Today, the Holocaust survivor population is diminishing quickly. Most survivors are now in their 80s or 90s. A few years ago, I started to think about a film about the last remaining Holocaust speakers, the people who have devoted their lives to describing a painful past, and what it might mean for that to come to an end — for them personally, and for us.
Then I read about the project “New Dimensions in Testimony.” The University of Southern California Shoah Foundation, known for its work preserving genocide survivor testimonies, had embarked on a new project: interactive three-dimensional recordings of Holocaust survivors, to allow people to continue speaking to them long after they are gone.

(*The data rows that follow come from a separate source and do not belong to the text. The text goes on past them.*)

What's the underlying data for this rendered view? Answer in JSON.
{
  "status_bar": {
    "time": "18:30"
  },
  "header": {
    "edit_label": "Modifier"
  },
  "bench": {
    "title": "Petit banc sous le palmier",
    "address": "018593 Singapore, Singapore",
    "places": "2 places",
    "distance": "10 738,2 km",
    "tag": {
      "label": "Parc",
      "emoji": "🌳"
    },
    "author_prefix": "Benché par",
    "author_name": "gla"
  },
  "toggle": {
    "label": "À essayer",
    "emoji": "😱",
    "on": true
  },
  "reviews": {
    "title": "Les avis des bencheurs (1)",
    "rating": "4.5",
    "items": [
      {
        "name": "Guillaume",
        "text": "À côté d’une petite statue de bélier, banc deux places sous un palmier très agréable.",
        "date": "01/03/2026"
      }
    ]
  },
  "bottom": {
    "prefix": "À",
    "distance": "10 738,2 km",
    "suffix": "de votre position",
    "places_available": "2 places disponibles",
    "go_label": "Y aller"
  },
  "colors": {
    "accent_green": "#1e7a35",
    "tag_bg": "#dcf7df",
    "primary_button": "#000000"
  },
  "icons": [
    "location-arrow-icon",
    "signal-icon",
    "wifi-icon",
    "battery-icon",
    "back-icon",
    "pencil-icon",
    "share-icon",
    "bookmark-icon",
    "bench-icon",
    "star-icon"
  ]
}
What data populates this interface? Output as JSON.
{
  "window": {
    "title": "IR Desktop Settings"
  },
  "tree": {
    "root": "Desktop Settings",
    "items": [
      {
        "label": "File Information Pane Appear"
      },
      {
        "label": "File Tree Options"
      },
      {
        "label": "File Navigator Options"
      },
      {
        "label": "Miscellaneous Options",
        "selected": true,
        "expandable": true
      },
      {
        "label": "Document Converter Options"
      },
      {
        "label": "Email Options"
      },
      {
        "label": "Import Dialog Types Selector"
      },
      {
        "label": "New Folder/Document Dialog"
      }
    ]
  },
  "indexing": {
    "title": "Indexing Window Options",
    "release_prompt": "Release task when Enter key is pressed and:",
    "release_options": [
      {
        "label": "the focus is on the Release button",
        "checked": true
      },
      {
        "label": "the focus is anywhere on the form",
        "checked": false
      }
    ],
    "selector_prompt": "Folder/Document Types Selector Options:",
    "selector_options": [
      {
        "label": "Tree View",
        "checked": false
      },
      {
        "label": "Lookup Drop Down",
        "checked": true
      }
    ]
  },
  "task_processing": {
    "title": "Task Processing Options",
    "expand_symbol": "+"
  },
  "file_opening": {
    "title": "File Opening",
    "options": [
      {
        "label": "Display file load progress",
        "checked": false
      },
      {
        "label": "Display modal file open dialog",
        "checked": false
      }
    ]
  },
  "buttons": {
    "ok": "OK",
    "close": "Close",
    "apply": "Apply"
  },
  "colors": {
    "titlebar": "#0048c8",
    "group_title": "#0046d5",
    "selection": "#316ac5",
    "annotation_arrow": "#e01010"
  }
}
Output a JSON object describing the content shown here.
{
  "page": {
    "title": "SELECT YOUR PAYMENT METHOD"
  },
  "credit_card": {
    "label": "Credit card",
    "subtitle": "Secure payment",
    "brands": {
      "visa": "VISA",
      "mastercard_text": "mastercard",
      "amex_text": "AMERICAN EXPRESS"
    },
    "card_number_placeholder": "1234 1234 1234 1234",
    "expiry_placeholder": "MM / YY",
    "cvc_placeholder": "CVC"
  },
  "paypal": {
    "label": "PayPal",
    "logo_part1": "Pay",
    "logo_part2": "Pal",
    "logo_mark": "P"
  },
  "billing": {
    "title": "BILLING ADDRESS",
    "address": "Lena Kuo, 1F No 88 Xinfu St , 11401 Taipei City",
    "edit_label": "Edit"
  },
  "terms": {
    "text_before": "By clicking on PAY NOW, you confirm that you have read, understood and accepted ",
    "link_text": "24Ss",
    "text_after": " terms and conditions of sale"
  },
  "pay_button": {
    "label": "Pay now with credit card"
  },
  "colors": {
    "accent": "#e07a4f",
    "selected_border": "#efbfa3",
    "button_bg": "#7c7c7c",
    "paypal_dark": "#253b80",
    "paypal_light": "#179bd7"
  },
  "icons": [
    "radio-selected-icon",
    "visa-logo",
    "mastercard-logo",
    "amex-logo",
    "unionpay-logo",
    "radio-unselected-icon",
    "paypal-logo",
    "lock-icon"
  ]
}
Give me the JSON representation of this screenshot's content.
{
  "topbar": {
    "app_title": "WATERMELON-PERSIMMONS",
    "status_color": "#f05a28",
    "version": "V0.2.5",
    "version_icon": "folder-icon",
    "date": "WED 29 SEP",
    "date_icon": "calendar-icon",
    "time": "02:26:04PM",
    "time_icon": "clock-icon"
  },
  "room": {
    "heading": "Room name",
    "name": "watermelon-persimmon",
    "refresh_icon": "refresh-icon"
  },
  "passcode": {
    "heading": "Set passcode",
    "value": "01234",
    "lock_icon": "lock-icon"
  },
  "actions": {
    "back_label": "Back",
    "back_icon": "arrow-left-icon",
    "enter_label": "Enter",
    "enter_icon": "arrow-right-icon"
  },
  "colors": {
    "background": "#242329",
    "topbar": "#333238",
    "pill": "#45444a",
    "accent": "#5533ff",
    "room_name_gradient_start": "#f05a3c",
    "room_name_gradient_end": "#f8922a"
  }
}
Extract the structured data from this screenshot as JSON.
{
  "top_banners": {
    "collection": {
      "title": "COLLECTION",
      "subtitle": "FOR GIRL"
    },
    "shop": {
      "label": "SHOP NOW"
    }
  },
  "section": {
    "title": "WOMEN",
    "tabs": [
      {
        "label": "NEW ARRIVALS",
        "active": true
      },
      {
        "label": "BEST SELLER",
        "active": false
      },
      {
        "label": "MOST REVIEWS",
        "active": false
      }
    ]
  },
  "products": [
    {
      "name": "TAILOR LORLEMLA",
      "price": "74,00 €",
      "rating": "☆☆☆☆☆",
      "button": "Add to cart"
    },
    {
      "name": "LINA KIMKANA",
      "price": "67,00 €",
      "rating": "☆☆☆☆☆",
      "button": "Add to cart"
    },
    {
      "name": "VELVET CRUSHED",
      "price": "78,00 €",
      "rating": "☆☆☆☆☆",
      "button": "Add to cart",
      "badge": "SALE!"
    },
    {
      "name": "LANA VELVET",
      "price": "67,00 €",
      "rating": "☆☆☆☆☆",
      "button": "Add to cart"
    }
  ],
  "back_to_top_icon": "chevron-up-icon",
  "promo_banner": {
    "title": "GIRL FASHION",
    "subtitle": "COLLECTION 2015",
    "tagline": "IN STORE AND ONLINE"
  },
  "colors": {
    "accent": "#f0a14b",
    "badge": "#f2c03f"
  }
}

I wanted to know more. How did survivors feel about this new technology? Could it really keep these interactions going? What would it feel like to have a conversation with a digital survivor?
Filming Eva Schloss as she participated in the project and told her story to the surrounding cameras, I didn’t find clear answers. I heard a woman painfully aware of the injustice lived by so many around the world today, still determined to share her story in case it might help someone, somewhere. I’m grateful to have had the chance to get to know Schloss in person. Nothing can replace her. But one day soon, I will take my kids to visit “New Dimensions in Testimony”: They will see an interactive, digital version of Schloss and they will ask her questions about her life. They will listen to her reflect on war, loss and social justice. And I hope a conversation will begin, and continue, as it did for me over 30 years ago.
Davina Pardo is an Emmy award-winning filmmaker based in Brooklyn. Her work has screened at festivals around the world, including Toronto International Film Festival, Tribeca, True/False and Hot Docs.